İkinci yarı başlarken Rizespor, oyunundaki sertlik derecesini iyice arttırdı. 45 ila 60. dakikalar arasında, topun oyunda olduğu zaman sağlık ekibinin sahada olduğu zamanın çok altında kaldı. Bu dakikadan sonra Galatasaray oyunda ağırlığını arttırmaya başladı. 62 ve 64. Dakikalarda iki net pozisyonumuz kaçtıktan sonra Rizespor 65’te ikinci kez direğe takıldı. 62. Dakikada Emre Akbaba oyuna girerken, o an sosyal medyada yazdığım gibi, “Emre, bu maçta değilse ne zaman?” diye düşündüm. O talihsiz anda ise, yukarıda başlangıçta zikrettiğim gibi kahroldum, içim cız etti. Keşke hiç girmeseydi oyuna, keşke onu kaybedeceğimize puan kaybetseydik.

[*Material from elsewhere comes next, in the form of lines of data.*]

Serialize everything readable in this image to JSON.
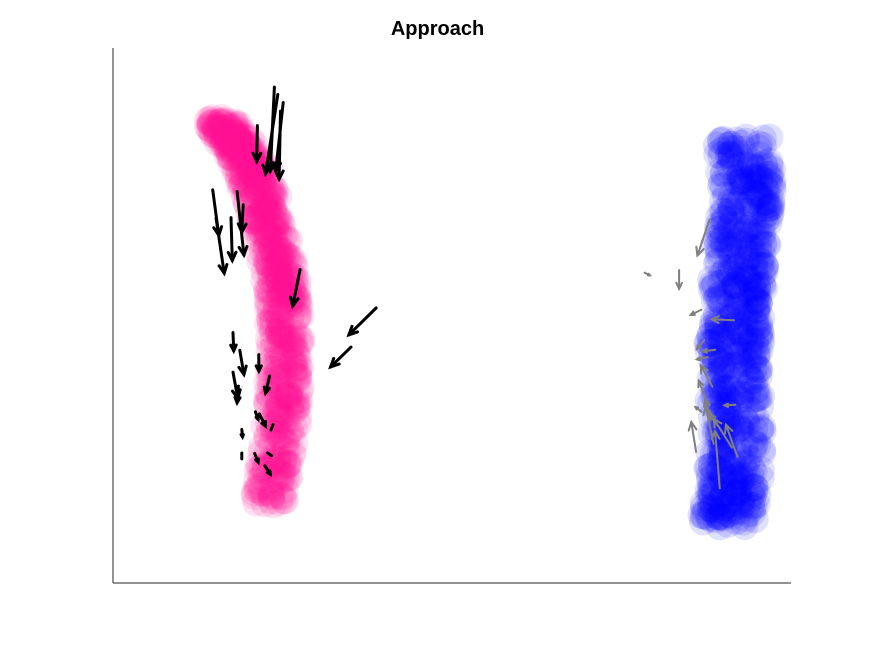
{
  "chart_data": {
    "type": "scatter",
    "title": "Approach",
    "xlabel": "",
    "ylabel": "",
    "xlim": [
      0,
      100
    ],
    "ylim": [
      0,
      100
    ],
    "grid": false,
    "axes": "left-bottom",
    "colors": {
      "group_a_points": "#ff1493",
      "group_a_arrows": "#000000",
      "group_b_points": "#0000ff",
      "group_b_arrows": "#808080"
    },
    "series": [
      {
        "kind": "point-cloud",
        "ridge": [
          [
            15.5,
            86.5
          ],
          [
            18.5,
            82
          ],
          [
            21,
            76
          ],
          [
            23,
            66
          ],
          [
            25,
            56
          ],
          [
            25.5,
            44
          ],
          [
            25,
            30
          ],
          [
            23,
            15
          ]
        ],
        "ridge_spread": 2.5
      },
      {
        "kind": "point-cloud",
        "ridge": [
          [
            93,
            83
          ],
          [
            93.5,
            72
          ],
          [
            92.5,
            62
          ],
          [
            92,
            52
          ],
          [
            91.5,
            42
          ],
          [
            92,
            30
          ],
          [
            91.5,
            19
          ],
          [
            90.5,
            11
          ]
        ],
        "ridge_spread": 4
      },
      {
        "kind": "arrows",
        "segments": [
          [
            24.3,
            91.3,
            22.5,
            76.5
          ],
          [
            23.8,
            92.7,
            23.2,
            77
          ],
          [
            25.1,
            89.8,
            24,
            77
          ],
          [
            24.7,
            88.2,
            24.5,
            75.5
          ],
          [
            21.3,
            85.5,
            21.2,
            78.8
          ],
          [
            18.3,
            73.2,
            19.3,
            61.3
          ],
          [
            14.7,
            73.5,
            15.6,
            65
          ],
          [
            19.2,
            70.7,
            19,
            65.6
          ],
          [
            17.4,
            68.3,
            17.6,
            60.3
          ],
          [
            15.2,
            68.2,
            16.4,
            57.9
          ],
          [
            27.6,
            58.6,
            26.5,
            51.8
          ],
          [
            38.8,
            51.4,
            34.8,
            46.4
          ],
          [
            35.1,
            44.1,
            32.1,
            40.4
          ],
          [
            17.7,
            46.8,
            17.8,
            43.4
          ],
          [
            18.7,
            43.5,
            19.3,
            39
          ],
          [
            21.5,
            42.7,
            21.5,
            39.6
          ],
          [
            17.7,
            39.4,
            18.4,
            34.5
          ],
          [
            23.1,
            38.7,
            22.5,
            35.5
          ],
          [
            18.5,
            36.8,
            18.3,
            33.7
          ],
          [
            21,
            32,
            21.4,
            30.6
          ],
          [
            21.6,
            31.6,
            22.5,
            29.3
          ],
          [
            23.6,
            29.6,
            23.3,
            28.6
          ],
          [
            19,
            28.7,
            19.1,
            27.3
          ],
          [
            20.9,
            24.2,
            21.4,
            22.6
          ],
          [
            22.8,
            24.3,
            23.4,
            23.8
          ],
          [
            19,
            24.3,
            19,
            23.2
          ],
          [
            22.4,
            21.9,
            23.2,
            20.3
          ]
        ]
      },
      {
        "kind": "arrows",
        "segments": [
          [
            88,
            68,
            86.2,
            61.2
          ],
          [
            78.4,
            58,
            79.2,
            57.5
          ],
          [
            83.5,
            58.5,
            83.5,
            55
          ],
          [
            86.8,
            51.1,
            85.2,
            50.1
          ],
          [
            91.6,
            49.1,
            88.3,
            49.3
          ],
          [
            87.2,
            45.4,
            86.1,
            43.7
          ],
          [
            88.8,
            43.6,
            87,
            43.3
          ],
          [
            87.7,
            42.2,
            86.1,
            41.8
          ],
          [
            88.4,
            36.7,
            86.7,
            40.7
          ],
          [
            87.4,
            34.6,
            86.4,
            37.8
          ],
          [
            88.3,
            30.6,
            87.3,
            34.3
          ],
          [
            88.6,
            26,
            87.4,
            33
          ],
          [
            91.8,
            33.3,
            90.2,
            33.2
          ],
          [
            86.8,
            32,
            85.9,
            32.9
          ],
          [
            86,
            24.5,
            85.3,
            30.1
          ],
          [
            91.3,
            25.3,
            88.6,
            30.7
          ],
          [
            89.8,
            28.4,
            87.8,
            31.7
          ],
          [
            89.5,
            17.7,
            88.8,
            28.4
          ],
          [
            92.1,
            23.6,
            90.4,
            29.6
          ]
        ]
      }
    ]
  }
}
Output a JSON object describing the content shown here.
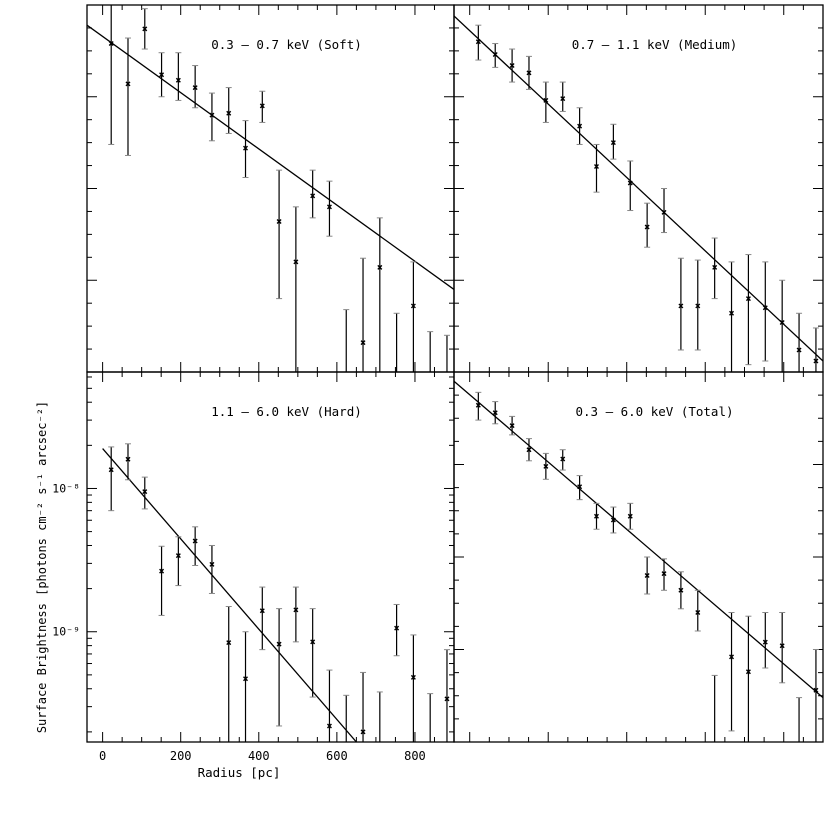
{
  "figure": {
    "ylabel": "Surface Brightness [photons cm⁻² s⁻¹ arcsec⁻²]",
    "xlabel": "Radius [pc]"
  },
  "chart_data": [
    {
      "type": "scatter",
      "title": "0.3 – 0.7 keV (Soft)",
      "xlabel": "",
      "ylabel": "",
      "xlim": [
        -40,
        900
      ],
      "ylim": [
        0,
        1
      ],
      "ylog": false,
      "xticks": [],
      "yticks": [],
      "points": [
        {
          "x": 22,
          "y": 0.895,
          "lo": 0.62,
          "hi": 1.02
        },
        {
          "x": 65,
          "y": 0.785,
          "lo": 0.59,
          "hi": 0.91
        },
        {
          "x": 108,
          "y": 0.935,
          "lo": 0.88,
          "hi": 0.99
        },
        {
          "x": 151,
          "y": 0.81,
          "lo": 0.75,
          "hi": 0.87
        },
        {
          "x": 194,
          "y": 0.795,
          "lo": 0.74,
          "hi": 0.87
        },
        {
          "x": 237,
          "y": 0.775,
          "lo": 0.72,
          "hi": 0.835
        },
        {
          "x": 280,
          "y": 0.7,
          "lo": 0.63,
          "hi": 0.76
        },
        {
          "x": 323,
          "y": 0.705,
          "lo": 0.65,
          "hi": 0.775
        },
        {
          "x": 366,
          "y": 0.61,
          "lo": 0.53,
          "hi": 0.685
        },
        {
          "x": 409,
          "y": 0.725,
          "lo": 0.68,
          "hi": 0.765
        },
        {
          "x": 452,
          "y": 0.41,
          "lo": 0.2,
          "hi": 0.55
        },
        {
          "x": 495,
          "y": 0.3,
          "lo": 0.0,
          "hi": 0.45
        },
        {
          "x": 538,
          "y": 0.48,
          "lo": 0.42,
          "hi": 0.55
        },
        {
          "x": 581,
          "y": 0.45,
          "lo": 0.37,
          "hi": 0.52
        },
        {
          "x": 624,
          "y": 0.0,
          "lo": 0.0,
          "hi": 0.17
        },
        {
          "x": 667,
          "y": 0.08,
          "lo": 0.0,
          "hi": 0.31
        },
        {
          "x": 710,
          "y": 0.285,
          "lo": 0.0,
          "hi": 0.42
        },
        {
          "x": 753,
          "y": 0.0,
          "lo": 0.0,
          "hi": 0.16
        },
        {
          "x": 796,
          "y": 0.18,
          "lo": 0.0,
          "hi": 0.3
        },
        {
          "x": 839,
          "y": 0.0,
          "lo": 0.0,
          "hi": 0.11
        },
        {
          "x": 882,
          "y": 0.0,
          "lo": 0.0,
          "hi": 0.1
        }
      ],
      "fit_line": {
        "x": [
          -40,
          900
        ],
        "y": [
          0.945,
          0.225
        ]
      }
    },
    {
      "type": "scatter",
      "title": "0.7 – 1.1 keV (Medium)",
      "xlabel": "",
      "ylabel": "",
      "xlim": [
        -40,
        900
      ],
      "ylim": [
        0,
        1
      ],
      "ylog": false,
      "xticks": [],
      "yticks": [],
      "points": [
        {
          "x": 22,
          "y": 0.9,
          "lo": 0.85,
          "hi": 0.945
        },
        {
          "x": 65,
          "y": 0.865,
          "lo": 0.83,
          "hi": 0.895
        },
        {
          "x": 108,
          "y": 0.835,
          "lo": 0.79,
          "hi": 0.88
        },
        {
          "x": 151,
          "y": 0.815,
          "lo": 0.77,
          "hi": 0.86
        },
        {
          "x": 194,
          "y": 0.74,
          "lo": 0.68,
          "hi": 0.79
        },
        {
          "x": 237,
          "y": 0.745,
          "lo": 0.71,
          "hi": 0.79
        },
        {
          "x": 280,
          "y": 0.67,
          "lo": 0.62,
          "hi": 0.72
        },
        {
          "x": 323,
          "y": 0.56,
          "lo": 0.49,
          "hi": 0.62
        },
        {
          "x": 366,
          "y": 0.625,
          "lo": 0.58,
          "hi": 0.675
        },
        {
          "x": 409,
          "y": 0.515,
          "lo": 0.44,
          "hi": 0.575
        },
        {
          "x": 452,
          "y": 0.395,
          "lo": 0.34,
          "hi": 0.46
        },
        {
          "x": 495,
          "y": 0.435,
          "lo": 0.38,
          "hi": 0.5
        },
        {
          "x": 538,
          "y": 0.18,
          "lo": 0.06,
          "hi": 0.31
        },
        {
          "x": 581,
          "y": 0.18,
          "lo": 0.06,
          "hi": 0.305
        },
        {
          "x": 624,
          "y": 0.285,
          "lo": 0.2,
          "hi": 0.365
        },
        {
          "x": 667,
          "y": 0.16,
          "lo": 0.0,
          "hi": 0.3
        },
        {
          "x": 710,
          "y": 0.2,
          "lo": 0.02,
          "hi": 0.32
        },
        {
          "x": 753,
          "y": 0.175,
          "lo": 0.03,
          "hi": 0.3
        },
        {
          "x": 796,
          "y": 0.135,
          "lo": 0.0,
          "hi": 0.25
        },
        {
          "x": 839,
          "y": 0.06,
          "lo": 0.0,
          "hi": 0.16
        },
        {
          "x": 882,
          "y": 0.03,
          "lo": 0.0,
          "hi": 0.12
        }
      ],
      "fit_line": {
        "x": [
          -40,
          900
        ],
        "y": [
          0.97,
          0.03
        ]
      }
    },
    {
      "type": "scatter",
      "title": "1.1 – 6.0 keV (Hard)",
      "xlabel": "Radius [pc]",
      "ylabel": "",
      "xlim": [
        -40,
        900
      ],
      "ylim": [
        1.7e-10,
        6.5e-08
      ],
      "ylog": true,
      "xticks": [
        0,
        200,
        400,
        600,
        800
      ],
      "yticks": [
        {
          "v": 1e-08,
          "label": "10⁻⁸"
        },
        {
          "v": 1e-09,
          "label": "10⁻⁹"
        }
      ],
      "points": [
        {
          "x": 22,
          "y": 1.35e-08,
          "lo": 7e-09,
          "hi": 1.95e-08
        },
        {
          "x": 65,
          "y": 1.6e-08,
          "lo": 1.15e-08,
          "hi": 2.05e-08
        },
        {
          "x": 108,
          "y": 9.5e-09,
          "lo": 7.2e-09,
          "hi": 1.2e-08
        },
        {
          "x": 151,
          "y": 2.65e-09,
          "lo": 1.3e-09,
          "hi": 3.95e-09
        },
        {
          "x": 194,
          "y": 3.4e-09,
          "lo": 2.1e-09,
          "hi": 4.6e-09
        },
        {
          "x": 237,
          "y": 4.3e-09,
          "lo": 2.9e-09,
          "hi": 5.4e-09
        },
        {
          "x": 280,
          "y": 2.95e-09,
          "lo": 1.85e-09,
          "hi": 4e-09
        },
        {
          "x": 323,
          "y": 8.4e-10,
          "lo": 1.7e-10,
          "hi": 1.5e-09
        },
        {
          "x": 366,
          "y": 4.7e-10,
          "lo": 1.7e-10,
          "hi": 1e-09
        },
        {
          "x": 409,
          "y": 1.4e-09,
          "lo": 7.5e-10,
          "hi": 2.05e-09
        },
        {
          "x": 452,
          "y": 8.2e-10,
          "lo": 2.2e-10,
          "hi": 1.45e-09
        },
        {
          "x": 495,
          "y": 1.42e-09,
          "lo": 8.5e-10,
          "hi": 2.05e-09
        },
        {
          "x": 538,
          "y": 8.5e-10,
          "lo": 3.5e-10,
          "hi": 1.45e-09
        },
        {
          "x": 581,
          "y": 2.2e-10,
          "lo": 1.7e-10,
          "hi": 5.4e-10
        },
        {
          "x": 624,
          "y": 1.7e-10,
          "lo": 1.7e-10,
          "hi": 3.6e-10
        },
        {
          "x": 667,
          "y": 2e-10,
          "lo": 1.7e-10,
          "hi": 5.2e-10
        },
        {
          "x": 710,
          "y": 1.7e-10,
          "lo": 1.7e-10,
          "hi": 3.8e-10
        },
        {
          "x": 753,
          "y": 1.06e-09,
          "lo": 6.8e-10,
          "hi": 1.55e-09
        },
        {
          "x": 796,
          "y": 4.8e-10,
          "lo": 1.7e-10,
          "hi": 9.5e-10
        },
        {
          "x": 839,
          "y": 1.7e-10,
          "lo": 1.7e-10,
          "hi": 3.7e-10
        },
        {
          "x": 882,
          "y": 3.4e-10,
          "lo": 1.7e-10,
          "hi": 7.5e-10
        }
      ],
      "fit_line": {
        "x": [
          0,
          650
        ],
        "y": [
          1.9e-08,
          1.7e-10
        ]
      }
    },
    {
      "type": "scatter",
      "title": "0.3 – 6.0 keV (Total)",
      "xlabel": "",
      "ylabel": "",
      "xlim": [
        -40,
        900
      ],
      "ylim": [
        0,
        1
      ],
      "ylog": false,
      "xticks": [],
      "yticks": [],
      "points": [
        {
          "x": 22,
          "y": 0.91,
          "lo": 0.87,
          "hi": 0.945
        },
        {
          "x": 65,
          "y": 0.89,
          "lo": 0.86,
          "hi": 0.92
        },
        {
          "x": 108,
          "y": 0.855,
          "lo": 0.83,
          "hi": 0.88
        },
        {
          "x": 151,
          "y": 0.79,
          "lo": 0.76,
          "hi": 0.82
        },
        {
          "x": 194,
          "y": 0.745,
          "lo": 0.71,
          "hi": 0.78
        },
        {
          "x": 237,
          "y": 0.765,
          "lo": 0.735,
          "hi": 0.79
        },
        {
          "x": 280,
          "y": 0.69,
          "lo": 0.655,
          "hi": 0.72
        },
        {
          "x": 323,
          "y": 0.61,
          "lo": 0.575,
          "hi": 0.645
        },
        {
          "x": 366,
          "y": 0.6,
          "lo": 0.565,
          "hi": 0.635
        },
        {
          "x": 409,
          "y": 0.61,
          "lo": 0.575,
          "hi": 0.645
        },
        {
          "x": 452,
          "y": 0.45,
          "lo": 0.4,
          "hi": 0.5
        },
        {
          "x": 495,
          "y": 0.455,
          "lo": 0.41,
          "hi": 0.495
        },
        {
          "x": 538,
          "y": 0.41,
          "lo": 0.36,
          "hi": 0.46
        },
        {
          "x": 581,
          "y": 0.35,
          "lo": 0.3,
          "hi": 0.41
        },
        {
          "x": 624,
          "y": 0.0,
          "lo": 0.0,
          "hi": 0.18
        },
        {
          "x": 667,
          "y": 0.23,
          "lo": 0.03,
          "hi": 0.35
        },
        {
          "x": 710,
          "y": 0.19,
          "lo": 0.0,
          "hi": 0.34
        },
        {
          "x": 753,
          "y": 0.27,
          "lo": 0.2,
          "hi": 0.35
        },
        {
          "x": 796,
          "y": 0.26,
          "lo": 0.16,
          "hi": 0.35
        },
        {
          "x": 839,
          "y": 0.0,
          "lo": 0.0,
          "hi": 0.12
        },
        {
          "x": 882,
          "y": 0.14,
          "lo": 0.0,
          "hi": 0.25
        }
      ],
      "fit_line": {
        "x": [
          -40,
          900
        ],
        "y": [
          0.975,
          0.12
        ]
      }
    }
  ]
}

Bizim Galatasaray olarak, diğer ekiplerden farkımız budur. Bizim için futbolcu sağlığı şampiyonluklardan çok daha değerlidir. Başarılar bizim için sıradan, üzerinde Sarı-kırmızı kutsal formamızın bulunduğu futbolcularsa asil değerlerimizdir. Ama hafta boyunca alacaklarını umdukları paradan gözü dönen rakip oyunculardan biri, gaddarca sertlikle girdiği bir pozisyonda belki de futbol hayatını bitirdi Emre’nin. Bu rakip futbolcunun daha bu sabah, kartal pozu verdiği bir fotoğrafın medyada paylaşıldığını hatırlayınca inanın dehşete kapılıyorum.

Bu andan sonra futbol sadece futbol değildir argümanı, kendini sahada hissettirdi. Özellikle Onyekuru sakatlık anından sonra 10 dakika kendine gelemedi. Rakibin 10 kişi kalmasını avantaj olarak görürken, bugünün en kötü oyuncularından biri olan Mariano’nun müdahalesi gecikince mağlup duruma düştük.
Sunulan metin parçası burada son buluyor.